Thomas Morel et Marie-France Etchegoin
Retrouvez l’essentiel de la rencontre avec Thomas Morel (Les Enchaînés – Un an avec des travailleurs précaires et sous-payés (2017) aux éditions les Arènes, et Marie-France Etchegoin pour J’apprends le français (2018) aux éditions JC Lattès.

Animée par Frédéric Carbonne, journaliste à France Inter.

 

LES ENJEUX

Pour être utile, faut-il enlever sa casquette de journaliste pour en porter une autre ? Ne plus être un journaliste est-il le meilleur moyen pour faire du journalisme?  Le point commun entre ces deux livres c’est qu’ils ne proposent pas un récit classique, mais une incarnation.


CE QU’ILS ONT DIT

Thomas Morel: « Je suis resté un an clandestinement dans une agence d’interim. Le point de départ, c’est de parler des salariés. On ne parle jamais du quotidien des ouvriers. On en parle quand il y a des conflits sociaux, mais on ne parle jamais de leur quotidien. Le seul cas où j’ai pu voir de la solidarité dans une usine, c’était des travailleurs qui étaient ensemble depuis longtemps. Dans les quatre autres entreprises où je suis passé, les ouvriers étaient seuls. Ils étaient tellement précarisés et individualisés qu’ils passaient leur journée seuls. Les rapports humains sont totalement détruits. Après le livre, je n’ai pas eu de reproches, justement les ouvriers m’ont remercié d’avoir parlé d’eux. En France, il y a sept millions d’ouvriers. Ils font des choses que je suis totalement incapable de faire. C’est éprouvant psychologiquement et physiquement. »

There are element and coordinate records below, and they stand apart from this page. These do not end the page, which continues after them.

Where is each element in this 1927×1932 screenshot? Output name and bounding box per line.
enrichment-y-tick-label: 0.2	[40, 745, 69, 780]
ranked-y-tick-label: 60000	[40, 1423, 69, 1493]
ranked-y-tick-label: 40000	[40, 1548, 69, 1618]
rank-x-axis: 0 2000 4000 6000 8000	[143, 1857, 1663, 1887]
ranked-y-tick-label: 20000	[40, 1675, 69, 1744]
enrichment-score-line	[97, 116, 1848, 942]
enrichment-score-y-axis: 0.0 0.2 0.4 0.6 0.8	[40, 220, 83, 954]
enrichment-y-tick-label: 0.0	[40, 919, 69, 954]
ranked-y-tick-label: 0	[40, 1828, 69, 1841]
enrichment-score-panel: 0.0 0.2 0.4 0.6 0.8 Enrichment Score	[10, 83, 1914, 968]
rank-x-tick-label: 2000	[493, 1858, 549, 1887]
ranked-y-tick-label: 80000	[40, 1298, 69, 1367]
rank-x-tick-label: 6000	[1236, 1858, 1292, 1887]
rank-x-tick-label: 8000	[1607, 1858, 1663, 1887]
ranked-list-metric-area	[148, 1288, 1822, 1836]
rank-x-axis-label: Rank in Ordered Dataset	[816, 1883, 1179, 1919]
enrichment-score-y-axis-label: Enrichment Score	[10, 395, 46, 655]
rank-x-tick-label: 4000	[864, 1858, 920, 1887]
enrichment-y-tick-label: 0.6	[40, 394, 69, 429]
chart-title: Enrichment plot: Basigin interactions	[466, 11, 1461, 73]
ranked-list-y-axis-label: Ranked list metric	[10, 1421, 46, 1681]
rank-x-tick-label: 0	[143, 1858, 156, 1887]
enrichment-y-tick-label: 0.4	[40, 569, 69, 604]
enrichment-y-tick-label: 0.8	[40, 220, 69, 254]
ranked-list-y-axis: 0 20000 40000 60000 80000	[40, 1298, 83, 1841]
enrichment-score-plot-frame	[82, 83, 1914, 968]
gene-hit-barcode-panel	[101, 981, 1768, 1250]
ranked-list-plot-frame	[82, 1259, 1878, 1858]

Marie-France Etchegoin« J’ai donné des cours de français à des demandeurs d’asiles pendant deux ans. Ce livre est fait pour montrer un autre visage des migrants, aux personnes qui en ont peur. Quand les migrants arrivent, ils n’ont plus rien, ils sont arrachés à leur famille, leur pays, et n’ont même plus la langue pour les aider. Quand ils commencent, ils n’ont aucune base. Ils partent de zéro. Certains parlent un peu anglais, d’autres pas du tout. Certains ne sont jamais allés à l’école. C’est donc une redécouverte totale de la transmission. L’apprentissage des mots est lié à un contexte. Il faut arriver à trouver des moyens de transmettre. Je pense aussi sincèrement qu’ils seront des ambassadeurs de la langue française, plus tard. Ce qui m’a aussi beaucoup touché, c’est cette soif d’apprendre. Ils ne racontent pas leurs histoires facilement, mais à travers les mots qu’ils apprennent je découvre en même temps leur vie. »

À RETENIR

Selon Thomas Morel, le métier de journaliste, c’est aller où les autres ne peuvent pas aller. Les deux auteurs ont chacun  découvert une communauté. Pour Thomas Morel, le terme de communauté est paradoxal car les ouvriers sont seuls. Tout est fait pour attiser l’individualisme, faire en sorte que les salariés ne constituent pas une solidarité qui pourrait être néfaste à l’entreprise. Pour Marie-France Etchegoin, c’est l’inverse. Là où les individus sont seuls à la base, une communauté se forme autour de ses cours de français. Les deux sont d’accord : ils auraient été incapables d’écrire leurs livres sans cette incarnation.